# Kimber Confusion



## Liberty1 (Mar 9, 2008)

Their site doesn't make it easy to quickly move back and forth between models.

Anyway, my question is if they have a model that matches what I want: 

-Full size frame
-Steel frame
-5" barrel
-Melt treatment
-Standard sites
-The look and finish of the CPD...black frame, wood grips, silver bits.
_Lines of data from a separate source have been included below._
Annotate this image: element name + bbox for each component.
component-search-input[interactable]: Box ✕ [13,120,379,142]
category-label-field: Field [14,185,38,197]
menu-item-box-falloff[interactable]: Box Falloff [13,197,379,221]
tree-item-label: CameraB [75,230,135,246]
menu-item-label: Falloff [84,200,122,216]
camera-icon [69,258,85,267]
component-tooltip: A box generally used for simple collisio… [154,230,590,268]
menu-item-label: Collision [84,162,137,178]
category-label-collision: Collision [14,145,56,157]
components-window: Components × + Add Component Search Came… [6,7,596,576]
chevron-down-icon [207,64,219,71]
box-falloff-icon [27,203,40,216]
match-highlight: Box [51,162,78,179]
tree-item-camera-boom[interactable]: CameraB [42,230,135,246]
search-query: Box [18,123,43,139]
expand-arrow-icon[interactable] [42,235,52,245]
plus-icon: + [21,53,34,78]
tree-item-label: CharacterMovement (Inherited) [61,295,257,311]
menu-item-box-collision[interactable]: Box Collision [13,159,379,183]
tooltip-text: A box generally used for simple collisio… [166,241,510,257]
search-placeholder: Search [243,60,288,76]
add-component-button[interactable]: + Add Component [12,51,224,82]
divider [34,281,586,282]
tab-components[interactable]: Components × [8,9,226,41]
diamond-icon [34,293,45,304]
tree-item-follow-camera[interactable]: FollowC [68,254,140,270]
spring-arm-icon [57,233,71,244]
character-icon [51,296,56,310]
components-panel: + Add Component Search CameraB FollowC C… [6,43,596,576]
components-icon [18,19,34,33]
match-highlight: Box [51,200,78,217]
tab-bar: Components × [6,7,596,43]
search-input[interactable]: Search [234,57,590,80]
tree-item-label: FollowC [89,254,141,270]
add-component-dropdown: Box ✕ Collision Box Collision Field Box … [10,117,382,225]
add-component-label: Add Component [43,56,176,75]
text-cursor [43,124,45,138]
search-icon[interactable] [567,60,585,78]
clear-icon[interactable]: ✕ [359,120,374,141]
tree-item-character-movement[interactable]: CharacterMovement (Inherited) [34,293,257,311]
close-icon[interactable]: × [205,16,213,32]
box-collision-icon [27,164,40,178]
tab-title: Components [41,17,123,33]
Basically I want the look of a Custom CPD II....but in a full size all steel package. Is this possible?


----------



## Teuthis (Apr 9, 2008)

*Eclipse*

What about the Eclipse Custom II? I don't know what "melt treatment" is, but I just got an Eclipse Pro II and it is darkened and then brushed on all the flat surfaces. It looks pretty slick to me. The Custom is all stainless too, and has the five inch barrel.


----------



## Dsig1 (Dec 23, 2007)

Actually a few models meet your criteria. If you are 100% set on stainless with wood grips, you want:

Custom CDP II
Stainless Raptor II
Gold Combat Stainless II
Eclipse Target II
Tactical Custom II
Stainless Gold Match II

Rubber Grips:

Stainless TLE II
Stainless Target II

Non Stainless wood grips:

SIS II

I have their 2008 catalog in front of me. Most gunshops received a box of the catalogs in January and are happy to give them out.


----------